I have reviewed the provision in the lease which provides that Edison may cease to be a member of the Association in the event that the Association interferes with the internal policies of tenant. Edison relies on this provision to argue that its internal policies preclude it from joining such an undemocratic organization. Although I believe the provision may be intended to operate as a condition subsequent, I cannot uphold Edison's position without any further clarification as to how it qualifies under it. A reasonable construction of the term "internal policies" suggests matters such as pricing, credit and inventory policies — not to such generalities as undemocratic voting arrangements in a merchants association. Furthermore, Edison has not submitted any proofs as to what its internal policies are. Therefore, it may not be relieved of future obligations on this ground.

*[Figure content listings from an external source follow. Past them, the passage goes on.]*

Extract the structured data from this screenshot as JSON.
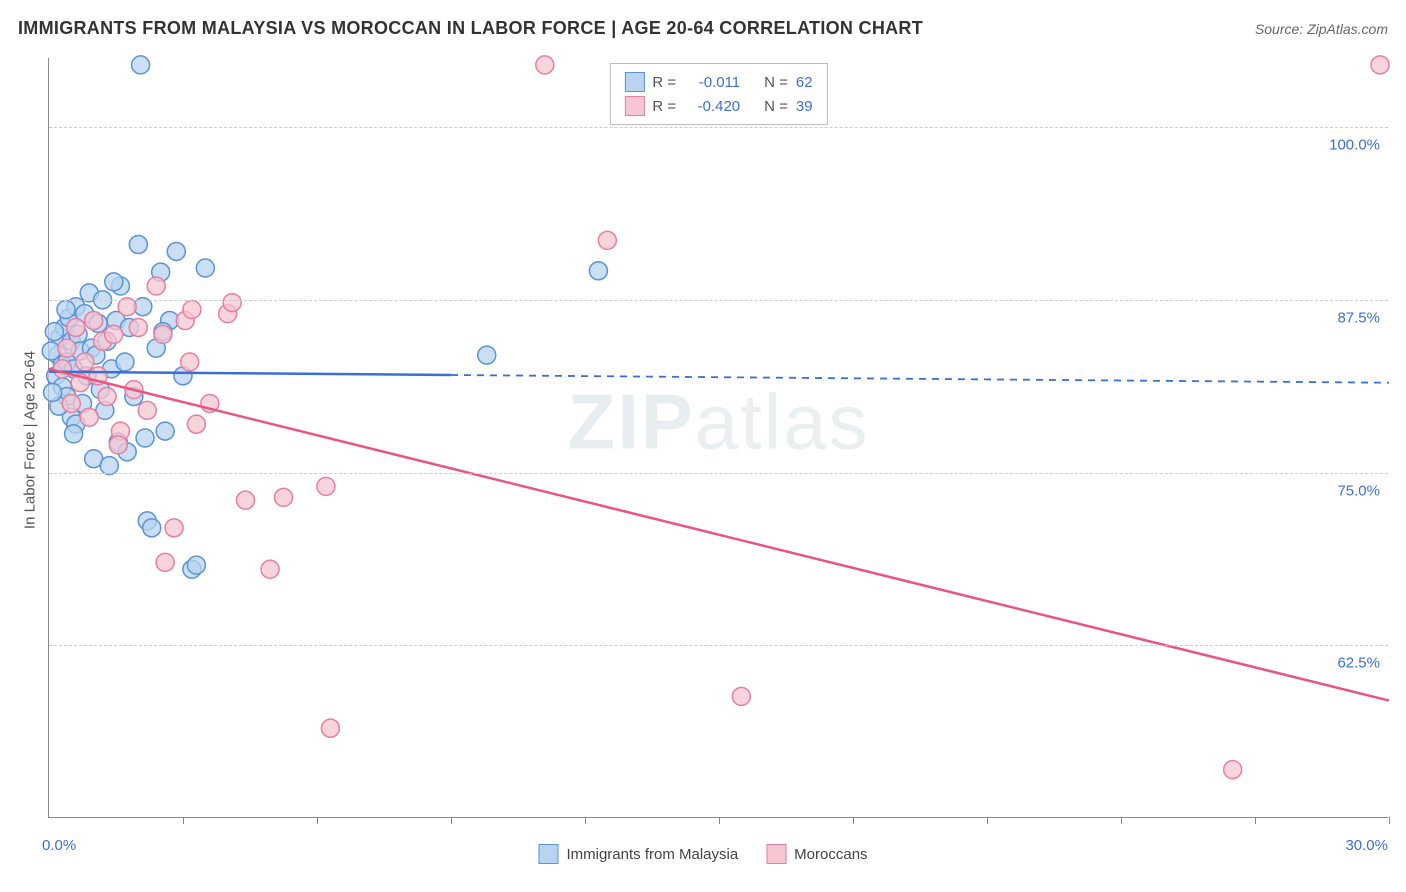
{
  "title": "IMMIGRANTS FROM MALAYSIA VS MOROCCAN IN LABOR FORCE | AGE 20-64 CORRELATION CHART",
  "source_label": "Source: ZipAtlas.com",
  "watermark": {
    "zip": "ZIP",
    "atlas": "atlas"
  },
  "y_axis_title": "In Labor Force | Age 20-64",
  "axes": {
    "xlim": [
      0,
      30
    ],
    "ylim": [
      50,
      105
    ],
    "x_min_label": "0.0%",
    "x_max_label": "30.0%",
    "x_min_color": "#3b6fd6",
    "x_max_color": "#3b6fd6",
    "x_tick_positions": [
      3,
      6,
      9,
      12,
      15,
      18,
      21,
      24,
      27,
      30
    ],
    "y_gridlines": [
      62.5,
      75.0,
      87.5,
      100.0
    ],
    "y_tick_labels": [
      "62.5%",
      "75.0%",
      "87.5%",
      "100.0%"
    ],
    "y_tick_color": "#3b6fd6"
  },
  "series": [
    {
      "name": "Immigrants from Malaysia",
      "fill": "#b8d4f0",
      "stroke": "#5a93d6",
      "line_stroke": "#3b6fd6",
      "marker_radius": 9,
      "marker_opacity": 0.75,
      "R_label": "-0.011",
      "N_label": "62",
      "regression": {
        "x1": 0,
        "y1": 82.3,
        "x2": 30,
        "y2": 81.5,
        "solid_until_x": 9
      },
      "points": [
        [
          0.15,
          82.0
        ],
        [
          0.2,
          83.5
        ],
        [
          0.25,
          84.8
        ],
        [
          0.3,
          81.2
        ],
        [
          0.3,
          82.8
        ],
        [
          0.35,
          85.5
        ],
        [
          0.4,
          80.5
        ],
        [
          0.4,
          83.0
        ],
        [
          0.45,
          86.2
        ],
        [
          0.5,
          79.0
        ],
        [
          0.5,
          84.5
        ],
        [
          0.55,
          82.5
        ],
        [
          0.6,
          87.0
        ],
        [
          0.6,
          78.5
        ],
        [
          0.65,
          85.0
        ],
        [
          0.7,
          83.8
        ],
        [
          0.75,
          80.0
        ],
        [
          0.8,
          86.5
        ],
        [
          0.85,
          82.0
        ],
        [
          0.9,
          88.0
        ],
        [
          0.95,
          84.0
        ],
        [
          1.0,
          76.0
        ],
        [
          1.05,
          83.5
        ],
        [
          1.1,
          85.8
        ],
        [
          1.15,
          81.0
        ],
        [
          1.2,
          87.5
        ],
        [
          1.25,
          79.5
        ],
        [
          1.3,
          84.5
        ],
        [
          1.4,
          82.5
        ],
        [
          1.5,
          86.0
        ],
        [
          1.55,
          77.2
        ],
        [
          1.6,
          88.5
        ],
        [
          1.7,
          83.0
        ],
        [
          1.8,
          85.5
        ],
        [
          1.9,
          80.5
        ],
        [
          2.0,
          91.5
        ],
        [
          2.05,
          104.5
        ],
        [
          2.1,
          87.0
        ],
        [
          2.2,
          71.5
        ],
        [
          2.3,
          71.0
        ],
        [
          2.4,
          84.0
        ],
        [
          2.5,
          89.5
        ],
        [
          2.6,
          78.0
        ],
        [
          2.7,
          86.0
        ],
        [
          2.85,
          91.0
        ],
        [
          3.0,
          82.0
        ],
        [
          3.2,
          68.0
        ],
        [
          3.3,
          68.3
        ],
        [
          3.5,
          89.8
        ],
        [
          2.15,
          77.5
        ],
        [
          1.35,
          75.5
        ],
        [
          0.55,
          77.8
        ],
        [
          0.38,
          86.8
        ],
        [
          0.22,
          79.8
        ],
        [
          0.12,
          85.2
        ],
        [
          0.08,
          80.8
        ],
        [
          0.05,
          83.8
        ],
        [
          1.45,
          88.8
        ],
        [
          1.75,
          76.5
        ],
        [
          2.55,
          85.2
        ],
        [
          9.8,
          83.5
        ],
        [
          12.3,
          89.6
        ]
      ]
    },
    {
      "name": "Moroccans",
      "fill": "#f6c6d2",
      "stroke": "#e87ea0",
      "line_stroke": "#e8557f",
      "marker_radius": 9,
      "marker_opacity": 0.75,
      "R_label": "-0.420",
      "N_label": "39",
      "regression": {
        "x1": 0,
        "y1": 82.5,
        "x2": 30,
        "y2": 58.5,
        "solid_until_x": 30
      },
      "points": [
        [
          0.3,
          82.5
        ],
        [
          0.4,
          84.0
        ],
        [
          0.5,
          80.0
        ],
        [
          0.6,
          85.5
        ],
        [
          0.7,
          81.5
        ],
        [
          0.8,
          83.0
        ],
        [
          0.9,
          79.0
        ],
        [
          1.0,
          86.0
        ],
        [
          1.1,
          82.0
        ],
        [
          1.2,
          84.5
        ],
        [
          1.3,
          80.5
        ],
        [
          1.45,
          85.0
        ],
        [
          1.6,
          78.0
        ],
        [
          1.75,
          87.0
        ],
        [
          1.9,
          81.0
        ],
        [
          2.0,
          85.5
        ],
        [
          2.2,
          79.5
        ],
        [
          2.4,
          88.5
        ],
        [
          2.55,
          85.0
        ],
        [
          2.6,
          68.5
        ],
        [
          2.8,
          71.0
        ],
        [
          3.05,
          86.0
        ],
        [
          3.15,
          83.0
        ],
        [
          3.2,
          86.8
        ],
        [
          3.3,
          78.5
        ],
        [
          3.6,
          80.0
        ],
        [
          4.0,
          86.5
        ],
        [
          4.1,
          87.3
        ],
        [
          4.4,
          73.0
        ],
        [
          4.95,
          68.0
        ],
        [
          5.25,
          73.2
        ],
        [
          6.2,
          74.0
        ],
        [
          6.3,
          56.5
        ],
        [
          11.1,
          104.5
        ],
        [
          12.5,
          91.8
        ],
        [
          15.5,
          58.8
        ],
        [
          26.5,
          53.5
        ],
        [
          29.8,
          104.5
        ],
        [
          1.55,
          77.0
        ]
      ]
    }
  ],
  "legend_top": {
    "R_prefix": "R = ",
    "N_prefix": "N = ",
    "value_color": "#3b6fd6",
    "label_color": "#555"
  },
  "legend_bottom": {
    "items": [
      "Immigrants from Malaysia",
      "Moroccans"
    ]
  },
  "styling": {
    "background": "#ffffff",
    "axis_color": "#888",
    "grid_color": "#cccccc",
    "title_color": "#333333",
    "title_fontsize": 18,
    "tick_fontsize": 15
  }
}
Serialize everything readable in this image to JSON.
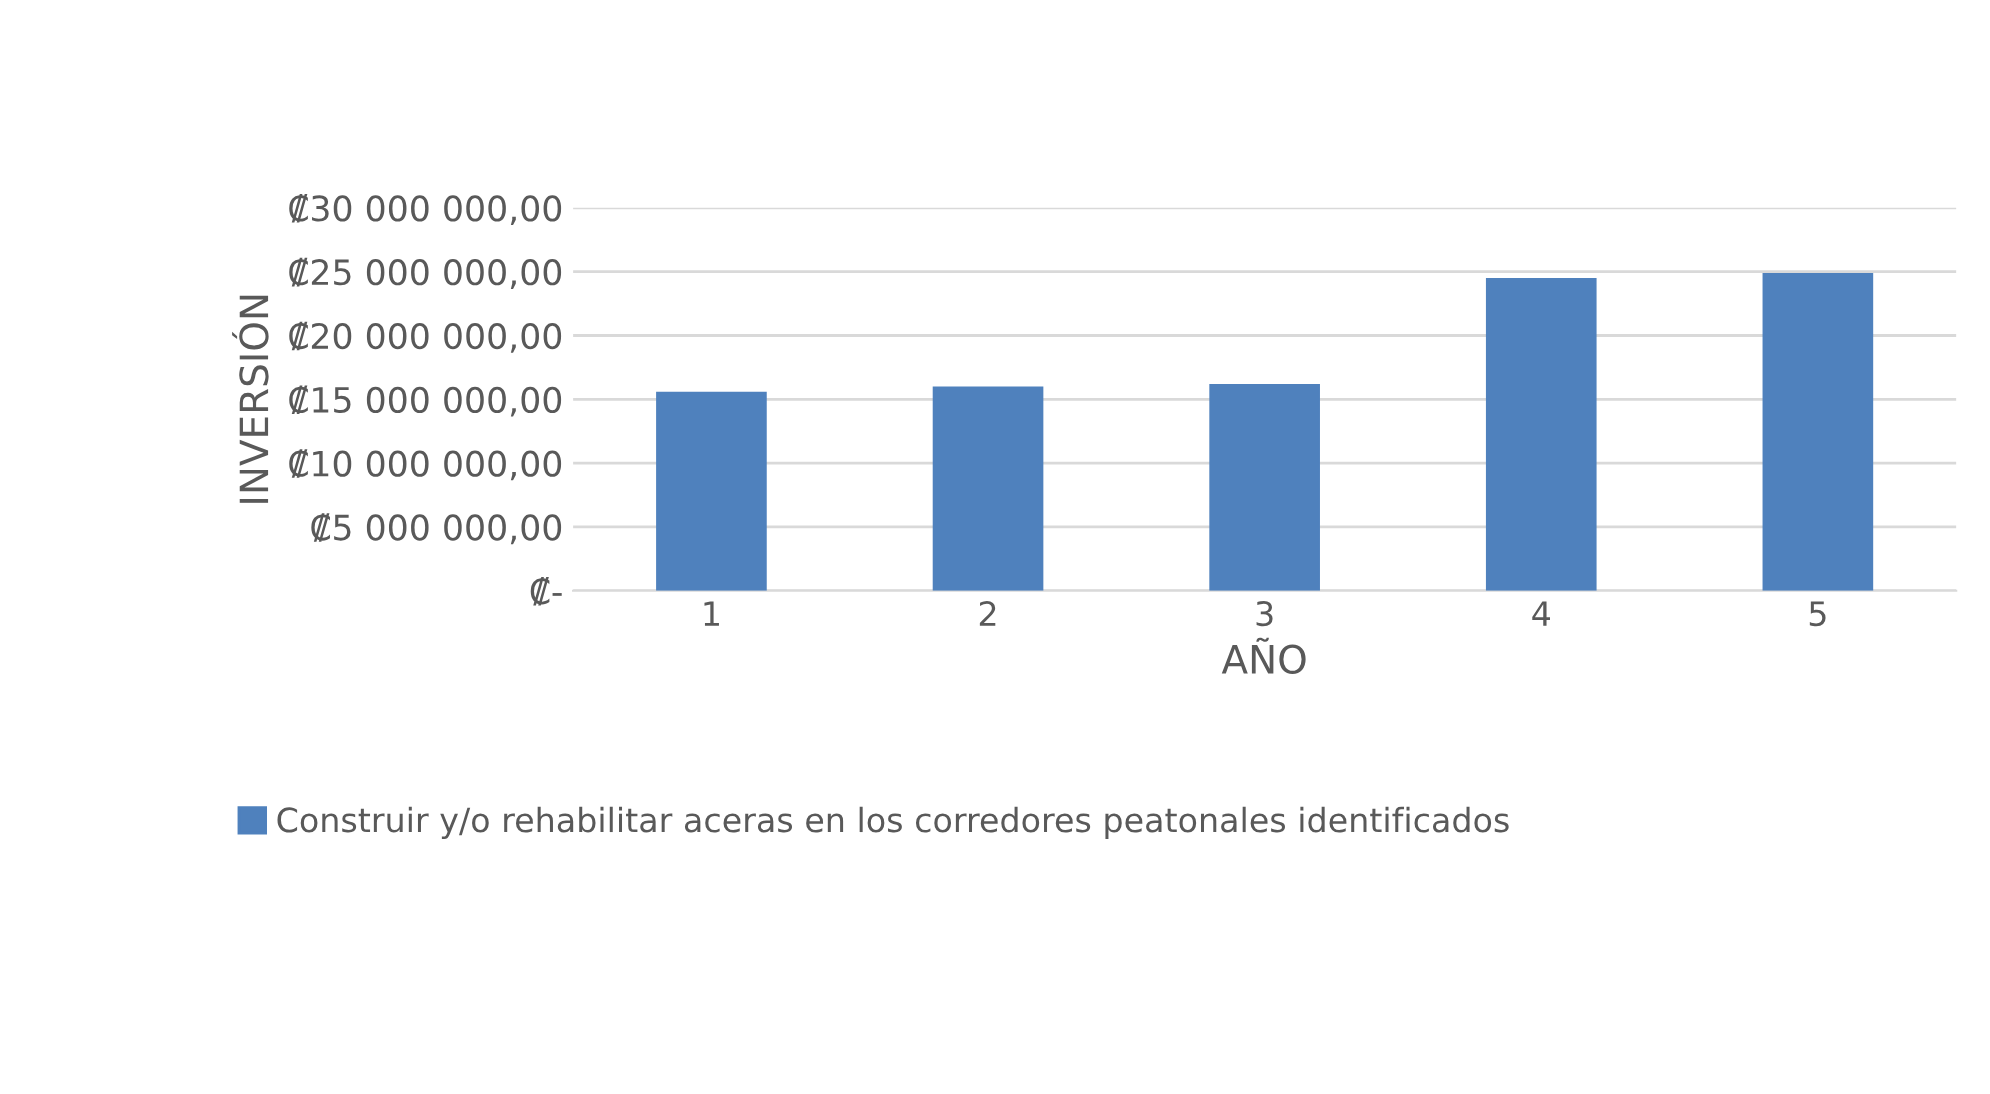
{
  "chart_data": {
    "type": "bar",
    "xlabel": "AÑO",
    "ylabel": "INVERSIÓN",
    "categories": [
      "1",
      "2",
      "3",
      "4",
      "5"
    ],
    "series": [
      {
        "name": "Construir y/o rehabilitar aceras en los corredores peatonales identificados",
        "color": "#4f81bd",
        "values": [
          15600000,
          16000000,
          16200000,
          24500000,
          24900000
        ]
      }
    ],
    "ylim": [
      0,
      30000000
    ],
    "yticks": [
      {
        "value": 0,
        "label": "₡-"
      },
      {
        "value": 5000000,
        "label": "₡5 000 000,00"
      },
      {
        "value": 10000000,
        "label": "₡10 000 000,00"
      },
      {
        "value": 15000000,
        "label": "₡15 000 000,00"
      },
      {
        "value": 20000000,
        "label": "₡20 000 000,00"
      },
      {
        "value": 25000000,
        "label": "₡25 000 000,00"
      },
      {
        "value": 30000000,
        "label": "₡30 000 000,00"
      }
    ],
    "grid": "y",
    "legend": "bottom"
  }
}
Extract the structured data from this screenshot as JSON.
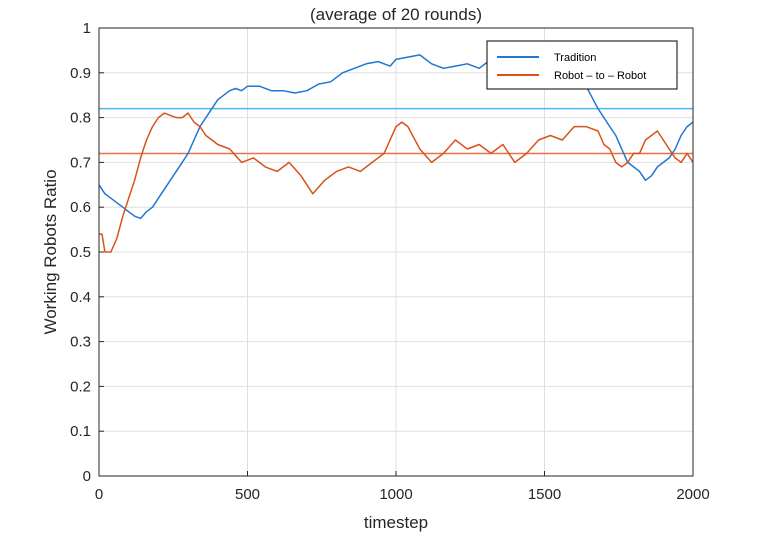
{
  "chart_data": {
    "type": "line",
    "title": "(average of 20 rounds)",
    "xlabel": "timestep",
    "ylabel": "Working Robots Ratio",
    "xlim": [
      0,
      2000
    ],
    "ylim": [
      0,
      1
    ],
    "xticks": [
      0,
      500,
      1000,
      1500,
      2000
    ],
    "yticks": [
      0,
      0.1,
      0.2,
      0.3,
      0.4,
      0.5,
      0.6,
      0.7,
      0.8,
      0.9,
      1
    ],
    "grid": true,
    "legend_position": "top-right",
    "series": [
      {
        "name": "Tradition",
        "color": "#1f77d0",
        "x": [
          0,
          20,
          40,
          60,
          80,
          100,
          120,
          140,
          160,
          180,
          200,
          220,
          240,
          260,
          280,
          300,
          320,
          340,
          360,
          380,
          400,
          420,
          440,
          460,
          480,
          500,
          540,
          580,
          620,
          660,
          700,
          740,
          780,
          820,
          860,
          900,
          940,
          980,
          1000,
          1040,
          1080,
          1120,
          1160,
          1200,
          1240,
          1280,
          1320,
          1360,
          1400,
          1440,
          1480,
          1520,
          1560,
          1600,
          1640,
          1680,
          1700,
          1720,
          1740,
          1760,
          1780,
          1800,
          1820,
          1840,
          1860,
          1880,
          1900,
          1920,
          1940,
          1960,
          1980,
          2000
        ],
        "y": [
          0.65,
          0.63,
          0.62,
          0.61,
          0.6,
          0.59,
          0.58,
          0.575,
          0.59,
          0.6,
          0.62,
          0.64,
          0.66,
          0.68,
          0.7,
          0.72,
          0.75,
          0.78,
          0.8,
          0.82,
          0.84,
          0.85,
          0.86,
          0.865,
          0.86,
          0.87,
          0.87,
          0.86,
          0.86,
          0.855,
          0.86,
          0.875,
          0.88,
          0.9,
          0.91,
          0.92,
          0.925,
          0.915,
          0.93,
          0.935,
          0.94,
          0.92,
          0.91,
          0.915,
          0.92,
          0.91,
          0.93,
          0.95,
          0.95,
          0.95,
          0.945,
          0.94,
          0.94,
          0.93,
          0.87,
          0.82,
          0.8,
          0.78,
          0.76,
          0.73,
          0.7,
          0.69,
          0.68,
          0.66,
          0.67,
          0.69,
          0.7,
          0.71,
          0.73,
          0.76,
          0.78,
          0.79
        ]
      },
      {
        "name": "Robot – to – Robot",
        "color": "#d95319",
        "x": [
          0,
          10,
          20,
          40,
          60,
          80,
          100,
          120,
          140,
          160,
          180,
          200,
          220,
          240,
          260,
          280,
          300,
          320,
          340,
          360,
          380,
          400,
          440,
          480,
          520,
          560,
          600,
          640,
          680,
          720,
          760,
          800,
          840,
          880,
          920,
          960,
          1000,
          1020,
          1040,
          1080,
          1120,
          1160,
          1200,
          1240,
          1280,
          1320,
          1360,
          1400,
          1440,
          1480,
          1520,
          1560,
          1600,
          1640,
          1680,
          1700,
          1720,
          1740,
          1760,
          1780,
          1800,
          1820,
          1840,
          1860,
          1880,
          1900,
          1920,
          1940,
          1960,
          1980,
          2000
        ],
        "y": [
          0.54,
          0.54,
          0.5,
          0.5,
          0.53,
          0.58,
          0.62,
          0.66,
          0.71,
          0.75,
          0.78,
          0.8,
          0.81,
          0.805,
          0.8,
          0.8,
          0.81,
          0.79,
          0.78,
          0.76,
          0.75,
          0.74,
          0.73,
          0.7,
          0.71,
          0.69,
          0.68,
          0.7,
          0.67,
          0.63,
          0.66,
          0.68,
          0.69,
          0.68,
          0.7,
          0.72,
          0.78,
          0.79,
          0.78,
          0.73,
          0.7,
          0.72,
          0.75,
          0.73,
          0.74,
          0.72,
          0.74,
          0.7,
          0.72,
          0.75,
          0.76,
          0.75,
          0.78,
          0.78,
          0.77,
          0.74,
          0.73,
          0.7,
          0.69,
          0.7,
          0.72,
          0.72,
          0.75,
          0.76,
          0.77,
          0.75,
          0.73,
          0.71,
          0.7,
          0.72,
          0.7
        ]
      }
    ],
    "reference_lines": [
      {
        "series": "Tradition",
        "y": 0.82,
        "color": "#4db8f0"
      },
      {
        "series": "Robot – to – Robot",
        "y": 0.72,
        "color": "#e8704a"
      }
    ]
  }
}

The final issue to be resolved presents an interesting and novel question as to the right of the Association to compel the tenants to specifically perform their obligations under the lease. The general rule is that if the remedy in damages is inadequate, the determination of whether specific performance shall be decreed rests in the sound judicial discretion of the court. 2 Restatement, Contracts, § 359 (1932). Under the circumstances of this case there would be a great deal of difficulty in obtaining a substantial equivalent of the promised performance ( i.e., joining the Association and remaining a member during the term of the lease) by means of money awarded as damages. For this reason, I deem the remedy at law is inadequate. It is true that as a general proposition, contracts which provide for the personal affirmative acts or personal services of the parties are not specifically enforced because courts do not think they possess the means and the ability for enforcing their decrees. Mowers v. Fogg, 45 N.J. Eq. 120 ( Ch. 1889); Pomeroy, Specific Performance of Contracts (3 d Ed. 1926), § 222; 5 Corbin, op. cit., § 1204, p. 400. On the other hand, in this case, where there are no unique, skilled or personal services required of the tenant, this rule should not be applicable. This is particularly true where both public and private interests should benefit from the enforcement. (The Merchants Association is an organization designed to foster cooperation of the tenants in order to make the shopping center a success which benefits all tenants. A subsidiary function of the Association is to promote ethical business practices among its tenants which benefits the public interest.) Moreover, the propriety of a decree for specific performance of a shopping center lease has been upheld in Dover Shopping Center v. Cushman's Sons, Inc., supra, at p. 394. Notwithstanding that specific performance is an appropriate remedy to enforce the lease, the remedy would not be available until the Association fully complies with the lease by adopting the by-laws by a vote of the entire membership (including Edison and Schwartz) and by adopting by-laws which are properly democratic under the lease terms.
A judgment should be entered consistent with the foregoing conclusions.